她只是知道,她家先生为官清廉,官场纵横数十年也无桃色新闻,
而且平时不理财,不管家,家中钱柜的钥匙她牢牢地控制着,不怕他养外室、包*奶的。
随谭儒文隐居的海伯外,还有海伯的太太王姨,王姨是兼着这别墅的保姆和厨师的。

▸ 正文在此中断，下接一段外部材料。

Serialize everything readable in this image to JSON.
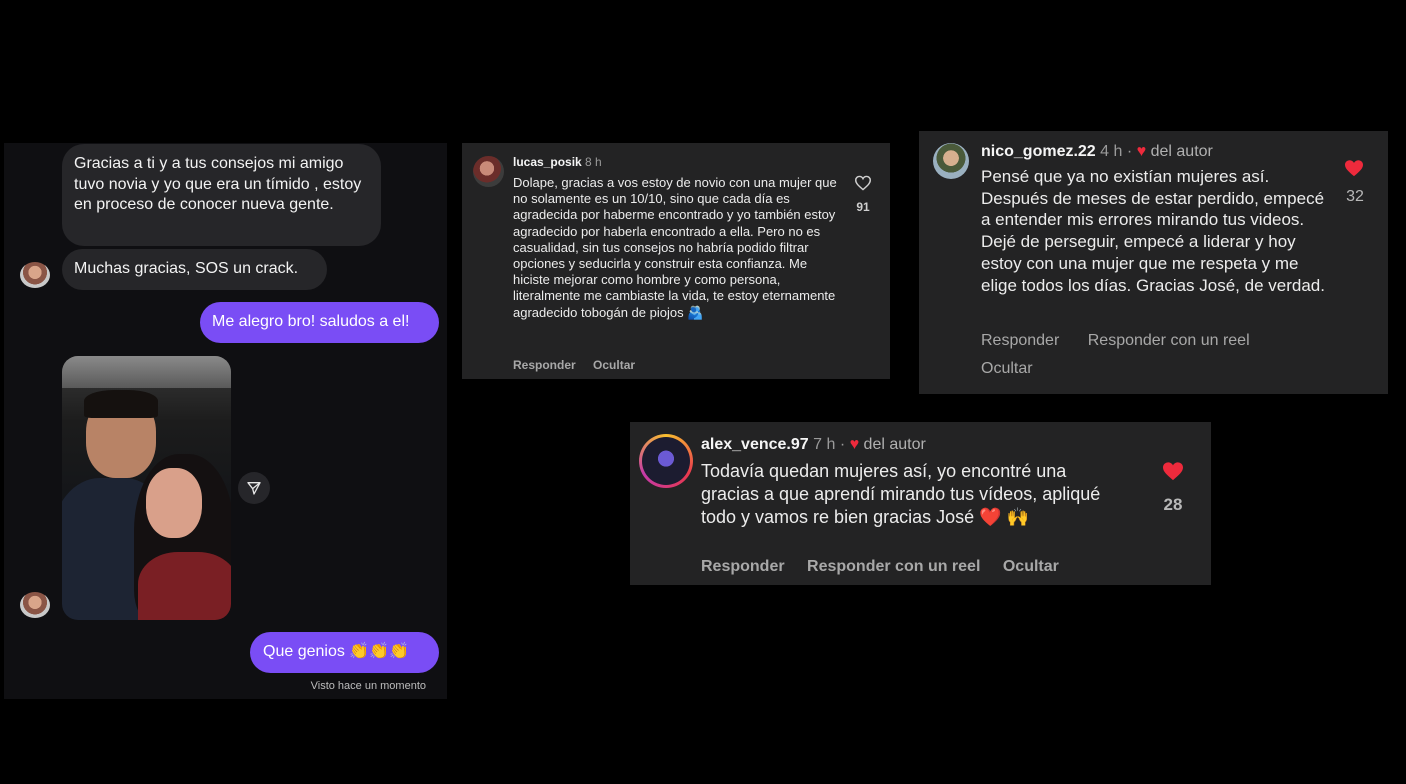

谭将军性喜俭朴,对吃穿无挑剔,惟爱读书、写字、画画、种种花草,闲时也常到山角下的磺溪去钓钓鱼。惟有一个女人从台北经常像是花蝴蝶那样飞来飞去的就是张丽姗女士,其实谭儒文将军是她心目中崇拜的偶像,一个鹤发童颜,精神矍铄,才兼文武,秉性淡泊,又有传奇式人生阅历的隐士型智者,和他的谈话本身是一种享受。当然小丽姗也是惹人怜爱的,她的身世、聪颖和才气都使谭儒文将军会联想到在大陆下落不明的妻子、
儿子,这神态太像是年轻时的梅韵贞。这些他都没有说出来,就像是张丽姗不会说出她对他的偶像的崇拜,他也不会说出他对她那种“别有一番滋味在心头”式的怜爱。他们只是心照不宣地带点父女感情那样的相互交往,寻求着某种不带任何私欲般的情感依托。
双方心中都有数,这种年龄差异极大,纯气质上的异性相吸还是不点破的好,一点破双方也就不太自然了。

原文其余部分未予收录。